In one of the gala’s more humorous moments, TIFF president Tudor Giurgiu invited three other festival notables on stage — Stefan Laudyn, director of Warsaw Film Festival; Stefan Kitanov, director of the Sofia Film Festival; and Nikolaj Nikitin, the representative from Berlin Film Festival for Central and Eastern Europe – and asked them to help him re-enact the moment when the idea of a new international film festival was conceived, in a restaurant in Varna, between two shots of tzuica. Czech film professional Stefan Uhrik, the fifth man present at the now “historical” meeting, contributed to the levity via a phone hookup.
Romanian actor George Motoi received the festival’s Lifetime Achievement Award, while the director of one of TIFF’s best-received films, Morgen, Marian Crişan, nabbed the Romanian Days Award For Feature Film. Best short film went to Bogdan Mirică’s Bora Bora, while director George Apetri took home the award for best debut feature for Outbound.
Veteran British actor Michael York was also given the Lifetime Achievement and thanked the organizers through a video recording, saying he was unable to attend the event in Cluj due to health reasons.
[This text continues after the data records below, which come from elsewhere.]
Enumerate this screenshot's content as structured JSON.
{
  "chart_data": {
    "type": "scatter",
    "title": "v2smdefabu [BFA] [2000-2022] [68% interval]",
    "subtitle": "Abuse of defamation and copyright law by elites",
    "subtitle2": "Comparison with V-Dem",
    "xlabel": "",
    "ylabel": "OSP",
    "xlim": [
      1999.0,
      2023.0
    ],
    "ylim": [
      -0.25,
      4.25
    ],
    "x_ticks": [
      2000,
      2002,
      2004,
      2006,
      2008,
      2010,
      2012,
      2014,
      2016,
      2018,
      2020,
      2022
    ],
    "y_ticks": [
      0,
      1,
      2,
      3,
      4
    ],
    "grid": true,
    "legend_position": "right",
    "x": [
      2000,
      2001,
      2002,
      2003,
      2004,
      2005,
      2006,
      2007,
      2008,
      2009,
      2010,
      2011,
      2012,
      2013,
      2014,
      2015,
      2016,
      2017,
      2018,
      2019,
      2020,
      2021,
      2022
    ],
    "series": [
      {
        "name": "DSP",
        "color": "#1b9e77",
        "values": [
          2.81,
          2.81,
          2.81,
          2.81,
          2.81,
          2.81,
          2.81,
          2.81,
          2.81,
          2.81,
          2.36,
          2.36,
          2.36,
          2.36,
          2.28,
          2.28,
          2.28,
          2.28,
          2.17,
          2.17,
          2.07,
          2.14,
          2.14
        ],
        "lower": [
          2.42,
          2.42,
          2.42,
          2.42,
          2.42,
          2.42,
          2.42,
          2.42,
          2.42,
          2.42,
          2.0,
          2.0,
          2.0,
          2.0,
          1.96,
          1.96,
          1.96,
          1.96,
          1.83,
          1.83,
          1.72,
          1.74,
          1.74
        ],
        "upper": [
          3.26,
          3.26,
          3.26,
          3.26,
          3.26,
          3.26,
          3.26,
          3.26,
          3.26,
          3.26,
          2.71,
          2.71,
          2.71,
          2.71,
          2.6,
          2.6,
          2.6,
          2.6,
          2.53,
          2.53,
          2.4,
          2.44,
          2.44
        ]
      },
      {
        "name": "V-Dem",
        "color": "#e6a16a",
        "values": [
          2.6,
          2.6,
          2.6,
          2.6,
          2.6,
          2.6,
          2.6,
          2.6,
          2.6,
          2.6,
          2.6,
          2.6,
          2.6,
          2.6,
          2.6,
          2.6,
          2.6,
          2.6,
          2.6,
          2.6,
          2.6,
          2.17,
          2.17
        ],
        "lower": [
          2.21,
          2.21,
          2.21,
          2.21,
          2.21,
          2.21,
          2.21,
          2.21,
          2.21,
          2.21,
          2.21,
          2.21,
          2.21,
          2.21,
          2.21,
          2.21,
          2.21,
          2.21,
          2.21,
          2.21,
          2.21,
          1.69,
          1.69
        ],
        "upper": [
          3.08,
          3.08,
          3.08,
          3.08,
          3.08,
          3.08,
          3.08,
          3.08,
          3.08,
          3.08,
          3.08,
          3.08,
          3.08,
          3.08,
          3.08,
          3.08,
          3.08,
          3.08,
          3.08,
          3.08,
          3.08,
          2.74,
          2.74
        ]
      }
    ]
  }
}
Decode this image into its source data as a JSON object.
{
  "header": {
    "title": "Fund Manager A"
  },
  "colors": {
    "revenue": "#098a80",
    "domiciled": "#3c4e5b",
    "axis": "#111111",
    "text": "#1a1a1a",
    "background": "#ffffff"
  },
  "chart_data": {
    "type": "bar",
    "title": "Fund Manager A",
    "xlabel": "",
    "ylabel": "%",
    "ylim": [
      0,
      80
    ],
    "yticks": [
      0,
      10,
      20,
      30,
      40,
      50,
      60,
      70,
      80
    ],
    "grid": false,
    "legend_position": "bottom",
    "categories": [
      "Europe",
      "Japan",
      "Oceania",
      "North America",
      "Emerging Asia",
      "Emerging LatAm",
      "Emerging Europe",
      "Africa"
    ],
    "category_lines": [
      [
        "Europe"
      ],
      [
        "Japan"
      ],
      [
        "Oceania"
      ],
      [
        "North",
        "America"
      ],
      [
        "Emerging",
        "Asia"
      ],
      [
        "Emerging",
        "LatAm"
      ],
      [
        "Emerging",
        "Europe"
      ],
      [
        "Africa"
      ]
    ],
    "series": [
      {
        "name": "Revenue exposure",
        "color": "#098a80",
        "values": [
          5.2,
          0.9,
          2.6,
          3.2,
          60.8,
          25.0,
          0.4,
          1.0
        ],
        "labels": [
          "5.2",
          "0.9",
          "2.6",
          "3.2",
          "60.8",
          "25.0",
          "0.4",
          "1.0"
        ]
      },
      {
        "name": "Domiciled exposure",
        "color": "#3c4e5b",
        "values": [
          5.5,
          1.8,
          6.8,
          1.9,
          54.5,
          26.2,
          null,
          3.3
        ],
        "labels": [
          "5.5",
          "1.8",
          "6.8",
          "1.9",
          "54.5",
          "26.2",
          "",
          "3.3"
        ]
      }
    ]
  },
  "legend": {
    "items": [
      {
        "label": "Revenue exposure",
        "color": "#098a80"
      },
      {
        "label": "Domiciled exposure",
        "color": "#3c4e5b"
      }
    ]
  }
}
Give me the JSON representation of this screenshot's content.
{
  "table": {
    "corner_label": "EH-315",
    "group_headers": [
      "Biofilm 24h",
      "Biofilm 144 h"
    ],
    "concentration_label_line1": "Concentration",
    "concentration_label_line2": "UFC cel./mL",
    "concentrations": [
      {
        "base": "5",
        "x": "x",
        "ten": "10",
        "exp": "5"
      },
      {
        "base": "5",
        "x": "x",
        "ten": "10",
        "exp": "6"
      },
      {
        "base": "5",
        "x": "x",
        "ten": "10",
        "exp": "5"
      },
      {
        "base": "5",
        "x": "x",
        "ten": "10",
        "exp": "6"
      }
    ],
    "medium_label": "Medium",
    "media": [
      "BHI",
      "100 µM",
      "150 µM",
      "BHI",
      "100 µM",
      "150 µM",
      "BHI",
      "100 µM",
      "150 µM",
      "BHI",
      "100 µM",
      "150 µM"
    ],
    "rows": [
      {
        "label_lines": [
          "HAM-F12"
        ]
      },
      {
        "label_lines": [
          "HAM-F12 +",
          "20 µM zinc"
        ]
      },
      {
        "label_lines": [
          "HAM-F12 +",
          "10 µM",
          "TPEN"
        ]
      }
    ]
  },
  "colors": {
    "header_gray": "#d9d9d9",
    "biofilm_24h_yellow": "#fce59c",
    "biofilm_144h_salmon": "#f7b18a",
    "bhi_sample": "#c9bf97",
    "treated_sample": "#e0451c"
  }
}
The festival also paid homage to legendary director Lucian Pintilie with a restrospetive of his work and a TIFF Excellency Award. Directors Cristi Puiu, best known as the creator of the New Wave in Romanian cinema for his movie Stuff & Dough, and Corneliu Porumboiu both lavishly praised Pintilie as one of the country’s legendary filmmakers.
“Well, I am not sure if it’s me or Corneliu Porumboiu who’s the one getting this prize,” replied Pintilie with a wry grin, “but if it’s me, I accept it gladly.”
The ceremony closed a 10-day event highlighted by over 200 screenings and seminars, debates andmaster classes, and an outdoor screening of the long-lost classic silent film Odessa in Flames, which was only recently discovered in a storage closet at Rome’s Cinecitta Studios. The movie was given a spectacular airing at an abandoned outdoor castle a few kilometers from the city of Cluj, listed by the EU as a cultural capital of Europe.
The packed showcase was a reminder of how much TIFF has developed since it’s creation from a mini-festival a decade ago by two friends, producer/director Giurgiu and film critic Mihai Chirilov, who wanted to show their favorite movies to a small international community of “film worms” – their term for avid filmgoing enthusiasts. This year a theatre section was also added, presenting shows that mixed video with live text-based performance.
Festival events this year included the inauguration of TIFF’s sponsored venue Ursus Open Air 2011 with the screening of French director Francois Ozon’s Potiche, starring a former TIFF Lifetime Achievement award-winner Catherine Deneuve. A notable side event was a nightly theatrical performance of Neil LaButte’s typtich play Autobahn, making its Romanian debut and uniquely staged in the back seats of a fleet of cars. Audiences were divided out into the vehicles as the play began outside the nearby Hungarian National Theatre, and were then driven by the actors to various city locations whereupon their drivers performed the play in the front seats.
Meanwhile, after the closing gala, the guests left for various private dinners and invite-only parties, while the glowing “film worms” burrowed through local restaurants and clubs to meet festival guests. Beers in hands, chain-smoking and compulsively dissecting the pros and cons of their film diet over the past 10 days, they were truly the crowd for whom TIFF founders Giorgiu and Chirilov had created this increasingly popular cinema gathering.